Un long chemin se clôture : ce mercredi, les députés devraient donner leur approbation finale lors d'un quatrième et dernier vote pour établir un "droit à l'aide à mourir", une réforme profondément ancrée dans les enjeux sociétaux du second mandat d'Emmanuel Macron.
Cette législation vise à permettre, pour la première fois en France, l'assistance au suicide et potentiellement l'euthanasie, sous certaines conditions précises.
Ainsi, la France fera son entrée dans le cercle restreint des pays où ces droits sont déjà instaurés, tels que la Belgique, les Pays-Bas, la Suisse, le Canada ou encore l'Uruguay.
Initiée par le président de la République en 2022, cette réforme a été soutenue par une convention citoyenne qui s’est prononcée en février 2023 en faveur d'une "aide active à mourir".
Le parcours législatif a été semé d'embûches, et les partisans de la mesure accueillent avec soulagement ce vote déterminant.
Après une proposition de loi gouvernementale abandonnée suite à la dissolution anticipée de 2024, deux projets d'initiative parlementaire ont vu le jour, l'un axé sur les soins palliatifs, l'autre sur le droit à l'aide à mourir. Ces propositions ont avancé malgré les réserves exprimées par plusieurs premiers ministres successifs.
Malgré un rejet à plusieurs reprises par le Sénat, qui s’est opposé en bloc à cette législation, le gouvernement a finalement décidé de soumettre la question à l’Assemblée, conformément à ses prérogatives.
Conscient des réticences qui persistent, notamment à droite, le ministre Sébastien Lecornu a annoncé qu'il saisirait le Conseil constitutionnel si le texte est approuvé, afin d’examiner la compatibilité de certaines dispositions avec les "principes de liberté individuelle et de dignité humaine", comme l'indiquerait Matignon.

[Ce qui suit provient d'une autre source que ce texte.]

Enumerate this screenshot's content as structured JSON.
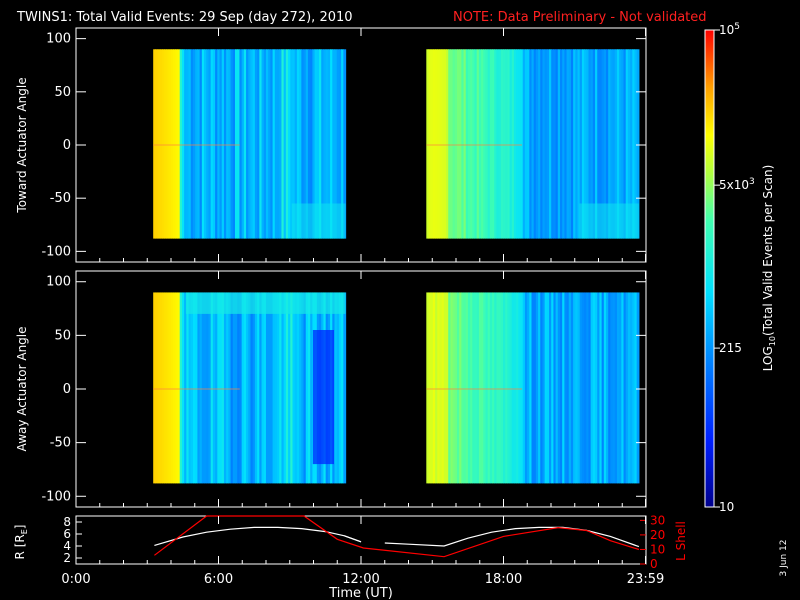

La responsabilité de cette proposition de loi revient à l'ancien député Olivier Falorni, un fervent défenseur de la cause, qui sera présent dans les tribunes, aux côtés de Jonathan Denis, président de l'Association pour le droit de mourir dans la dignité (ADMD).
Les précédents votes avaient déjà montré un soutien majoritaire, bien qu'en légère diminution : 305 voix pour en mai 2025, puis 299 en février 2026 et 295 en juin 2026.
La gauche et les députés macronistes se prononcent majoritairement en faveur, tandis que la droite et l'extrême droite s'opposent, mais chaque groupe a laissé à ses membres la liberté de vote sur ce sujet délicat.
Ce nouveau droit serait réservé aux patients majeurs souffrant de maladies incurables et capables d'exprimer une volonté "libre et éclairée". Un médecin validerait leur éligibilité avant qu'une procédure collégiale évalue les critères de demande, laissant finalement le médecin prendre la décision.
Le patient pourrait renoncer à tout moment, et l'auto-administration du produit létal serait requise, sauf si le malade ne peut pas le faire, permettant alors à un professionnel de le faire pour lui.
Bien que le texte soit jugé “équilibré” par ses partisans, ceux qui s'y opposent le considèrent comme “dangereux”, évoquant le risque de dérives, comme l’a exprimé le député RN Christophe Bentz.
Des groupes religieux et des organisations professionnelles, ainsi que des collectifs de personnes handicapées, restent fermement opposés, redoutant d'éventuelles pressions pour solliciter l'aide à mourir.
L'Alliance Vita a prévu un rassemblement ce soir près de l'Assemblée, aux côtés d'autres associations comme la Fondation Jérôme Lejeune et les AFC (Associations familiales catholiques).
Bien que cet événement vise à influencer le vote des députés, un rejet de la loi serait un véritable choc.
Il est vrai que quelques députés, comme Béatrice Bellay (PS, Martinique), ont inversement changé leur soutien, considérant que la mesure n'était pas opportune tant que l'hôpital ultramarin traverse une crise si sérieuse. D'autres, comme François Jolivet (Horizons, Indre), ont évolué dans leur position, à la suite de discussions avec les citoyens de leur circonscription.